We’ve been given a diagram of the line segment 𝐵𝐶 and the line 𝐴𝐷 and also the lines connecting the endpoints of 𝐵𝐶 to the point 𝐴. We’ve been given expressions for the length of each line in terms of the variables 𝑥 and 𝑦. And we’re asked to determine the values of 𝑥 and 𝑦 that will make 𝐴𝐷 a perpendicular bisector of 𝐵𝐶. Let’s consider how to approach this problem. If 𝐴𝐷 is to be a perpendicular bisector of 𝐵𝐶, then this means that the line segments 𝐵𝐷 and 𝐷𝐶 must be equal in length. We can therefore set the expressions for 𝐵𝐷 and 𝐷𝐶 equal to one another, giving us the equation five 𝑦 minus one is equal to 10 minus three 𝑥.
I can manipulate this equation slightly by first adding one to both sides and then adding three 𝑥 to both sides, giving the equation five 𝑦 plus three 𝑥 is equal to 11. Now, this is just one equation with two unknown variables, 𝑥 and 𝑦. And so we can’t solve it. We need another equation. Let’s think about this point 𝐴 which clearly lies on the line 𝐴𝐷 which we want to be a perpendicular bisector of 𝐵𝐶.

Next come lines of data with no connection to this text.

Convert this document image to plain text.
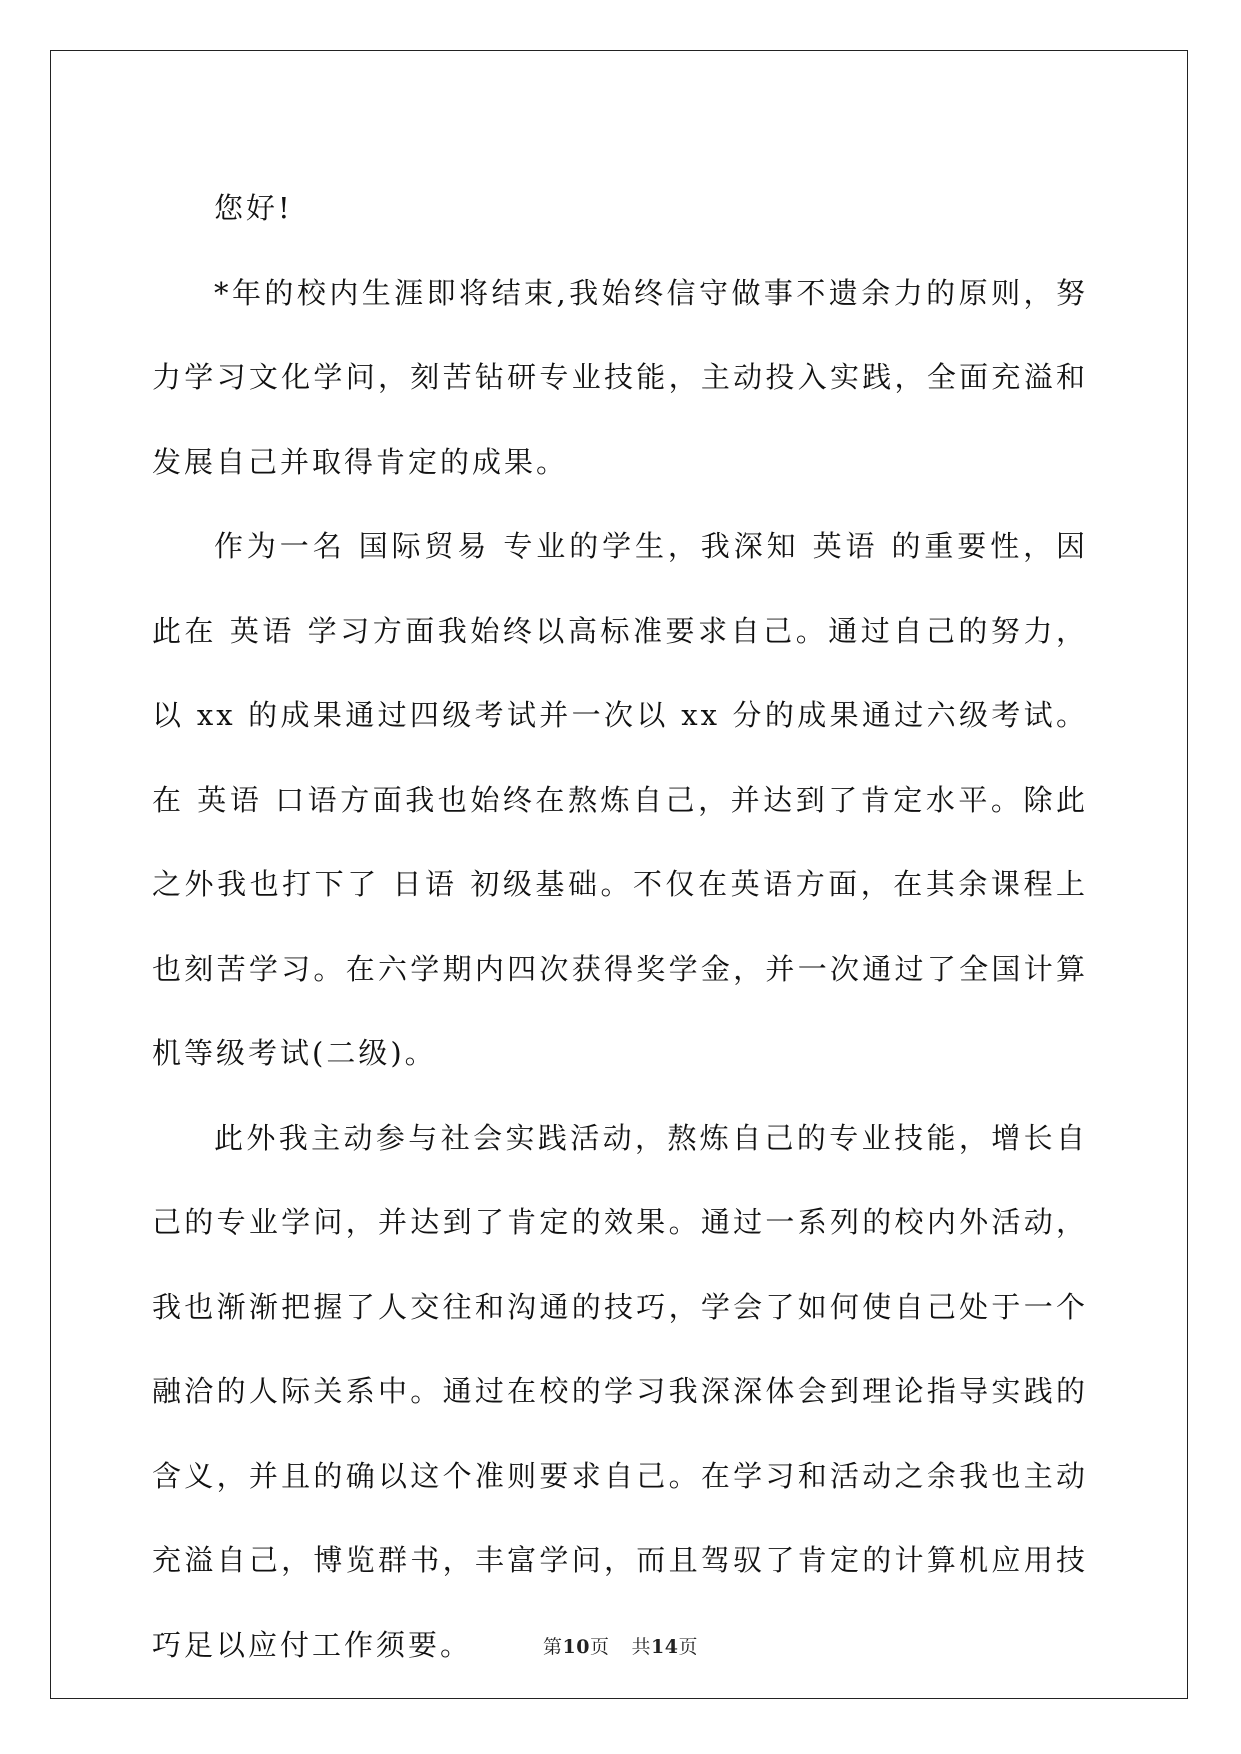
您好!

*年的校内生涯即将结束,我始终信守做事不遗余力的原则，努力学习文化学问，刻苦钻研专业技能，主动投入实践，全面充溢和发展自己并取得肯定的成果。

作为一名 国际贸易 专业的学生，我深知 英语 的重要性，因此在 英语 学习方面我始终以高标准要求自己。通过自己的努力，以 xx 的成果通过四级考试并一次以 xx 分的成果通过六级考试。在 英语 口语方面我也始终在熬炼自己，并达到了肯定水平。除此之外我也打下了 日语 初级基础。不仅在英语方面，在其余课程上也刻苦学习。在六学期内四次获得奖学金，并一次通过了全国计算机等级考试(二级)。

此外我主动参与社会实践活动，熬炼自己的专业技能，增长自己的专业学问，并达到了肯定的效果。通过一系列的校内外活动，我也渐渐把握了人交往和沟通的技巧，学会了如何使自己处于一个融洽的人际关系中。通过在校的学习我深深体会到理论指导实践的含义，并且的确以这个准则要求自己。在学习和活动之余我也主动充溢自己，博览群书，丰富学问，而且驾驭了肯定的计算机应用技巧足以应付工作须要。	第10页 共14页
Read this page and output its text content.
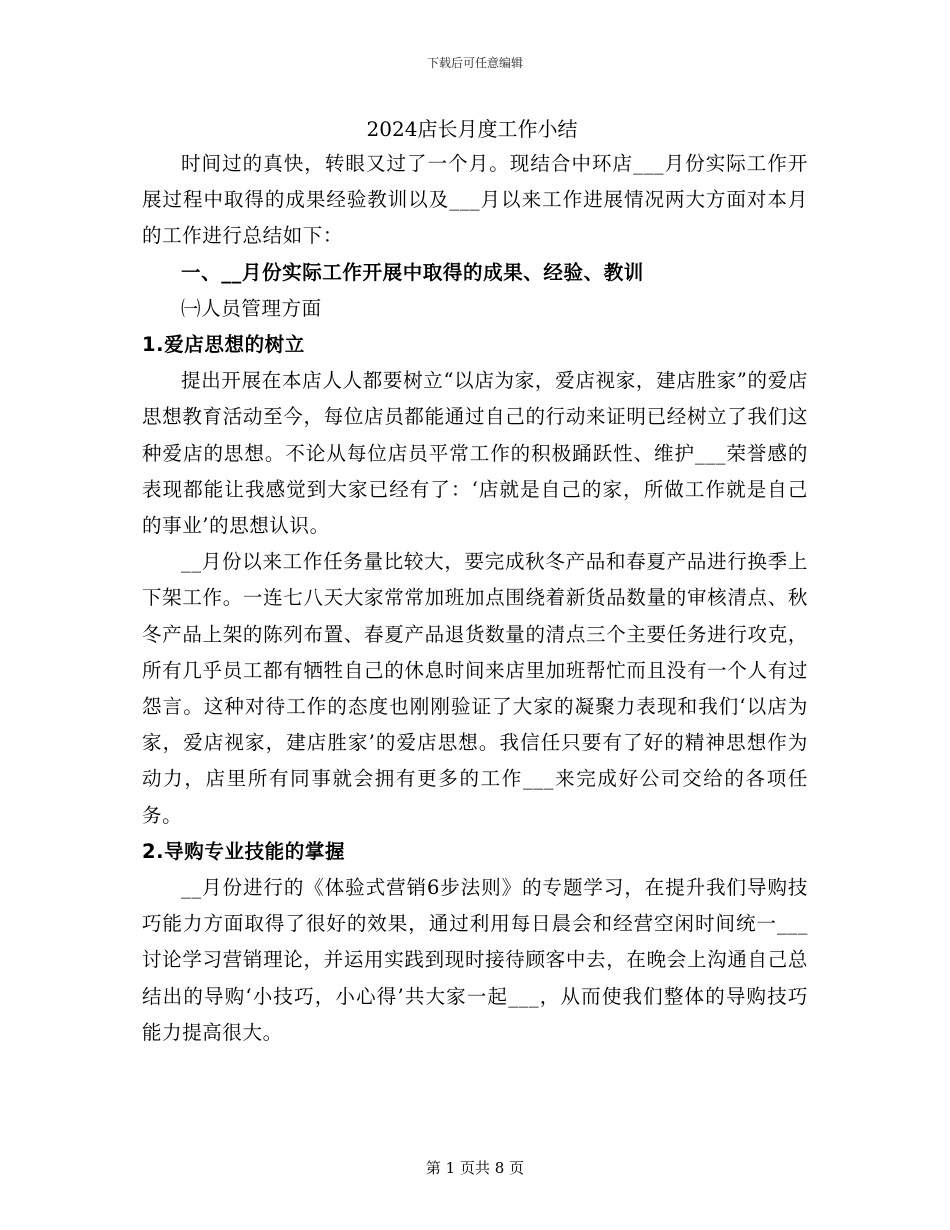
下载后可任意编辑
2024店长月度工作小结

时间过的真快，转眼又过了一个月。现结合中环店___月份实际工作开展过程中取得的成果经验教训以及___月以来工作进展情况两大方面对本月的工作进行总结如下：

一、__月份实际工作开展中取得的成果、经验、教训

㈠人员管理方面

1.爱店思想的树立

提出开展在本店人人都要树立“以店为家，爱店视家，建店胜家”的爱店思想教育活动至今，每位店员都能通过自己的行动来证明已经树立了我们这种爱店的思想。不论从每位店员平常工作的积极踊跃性、维护___荣誉感的表现都能让我感觉到大家已经有了：‘店就是自己的家，所做工作就是自己的事业’的思想认识。

__月份以来工作任务量比较大，要完成秋冬产品和春夏产品进行换季上下架工作。一连七八天大家常常加班加点围绕着新货品数量的审核清点、秋冬产品上架的陈列布置、春夏产品退货数量的清点三个主要任务进行攻克，所有几乎员工都有牺牲自己的休息时间来店里加班帮忙而且没有一个人有过怨言。这种对待工作的态度也刚刚验证了大家的凝聚力表现和我们‘以店为家，爱店视家，建店胜家’的爱店思想。我信任只要有了好的精神思想作为动力，店里所有同事就会拥有更多的工作___来完成好公司交给的各项任务。

2.导购专业技能的掌握

__月份进行的《体验式营销6步法则》的专题学习，在提升我们导购技巧能力方面取得了很好的效果，通过利用每日晨会和经营空闲时间统一___讨论学习营销理论，并运用实践到现时接待顾客中去，在晚会上沟通自己总结出的导购‘小技巧，小心得’共大家一起___，从而使我们整体的导购技巧能力提高很大。

第 1 页共 8 页
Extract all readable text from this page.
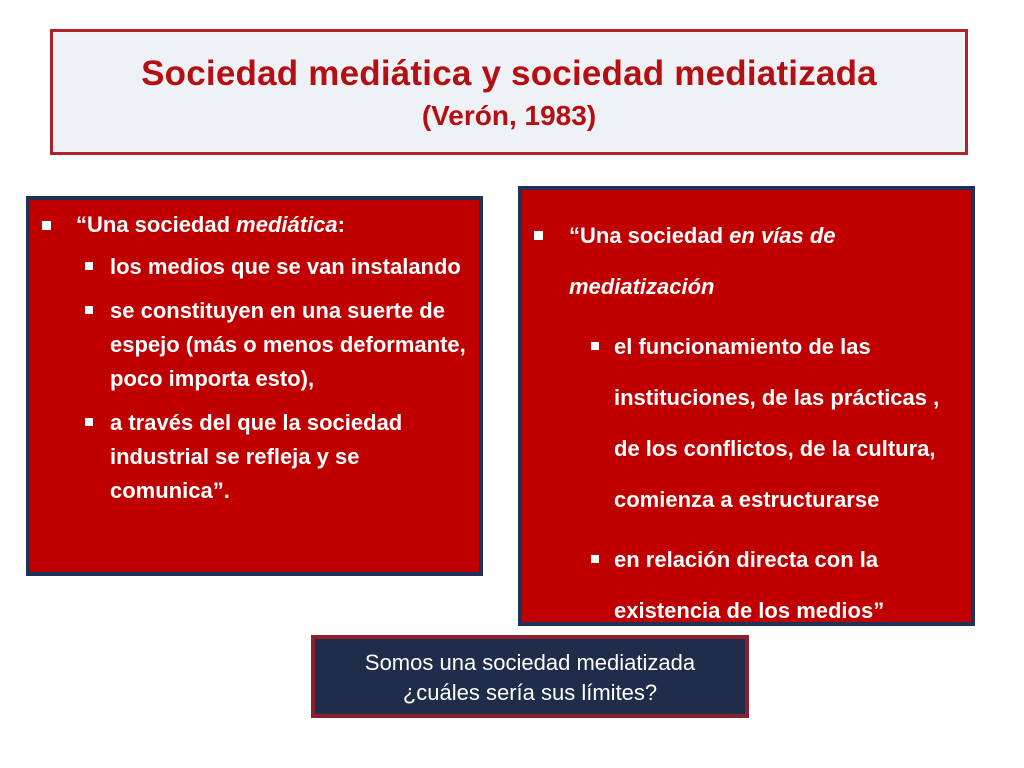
Sociedad mediática y sociedad mediatizada
(Verón, 1983)
“Una sociedad mediática:
los medios que se van instalando
se constituyen en una suerte de espejo (más o menos deformante, poco importa esto),
a través del que la sociedad industrial se refleja y se comunica”.
“Una sociedad en vías de mediatización
el funcionamiento de las instituciones, de las prácticas , de los conflictos, de la cultura, comienza a estructurarse
en relación directa con la existencia de los medios”
Somos una sociedad mediatizada
¿cuáles sería sus límites?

At this point, we need to recall the converse of the perpendicular bisector theorem which tells us that if a point is equidistant from the endpoints of a segment, then it is on the perpendicular bisector of the segment. 𝐵 and 𝐶 at the end points of the segment, so what this means is that if 𝐴 is the same distance from 𝐵 as it is from 𝐶, then 𝐴𝐷 will be the perpendicular bisector of 𝐵𝐶. We have expressions for 𝐴𝐵 and 𝐴𝐶 in terms of the variables 𝑥 and 𝑦. So we can form a second equation. Three 𝑥 plus two is equal to five 𝑦 plus three.
I can also manipulate this equation by first subtracting two from both sides and then subtracting five 𝑦 from both sides, to give the equation three 𝑥 minus five 𝑦 is equal to one. I now have two equations in two unknowns. Which means, I can solve the equation simultaneously in order to find the values of 𝑥 and 𝑦. If we look at the equations closely, we’ll see that one has five 𝑦 and the other has negative five 𝑦. Which means, if we add the two equations together, the 𝑦 terms will be eliminated. Adding equations one and two together gives three 𝑥 plus three 𝑥 which is six 𝑥 is equal to 11 plus one which is 12.
To solve this equation for 𝑥, we just need to divide both sides by six, giving 𝑥 is equal to two. Now that we know the value of 𝑥, we can find the value of 𝑦 by substituting into either of the two equations. I’m going to choose to substitute into equation one, giving five 𝑦 plus three multiplied by two is equal to 11. This simplifies to five 𝑦 plus six is equal to 11. And subtracting six from each side, we then have that five 𝑦 is equal to five. Dividing both sides of the equation by five gives the value of 𝑦. It’s equal to one. So we have that 𝑥 is equal to two and 𝑦 is equal to one.
By the converse of the perpendicular bisector theorem, we know that when 𝑥 and 𝑦 take these values, the point 𝐴 will be equidistant from the points 𝐵 and 𝐶. And therefore, the line 𝐴𝐷 will be a perpendicular bisector of 𝐵𝐶.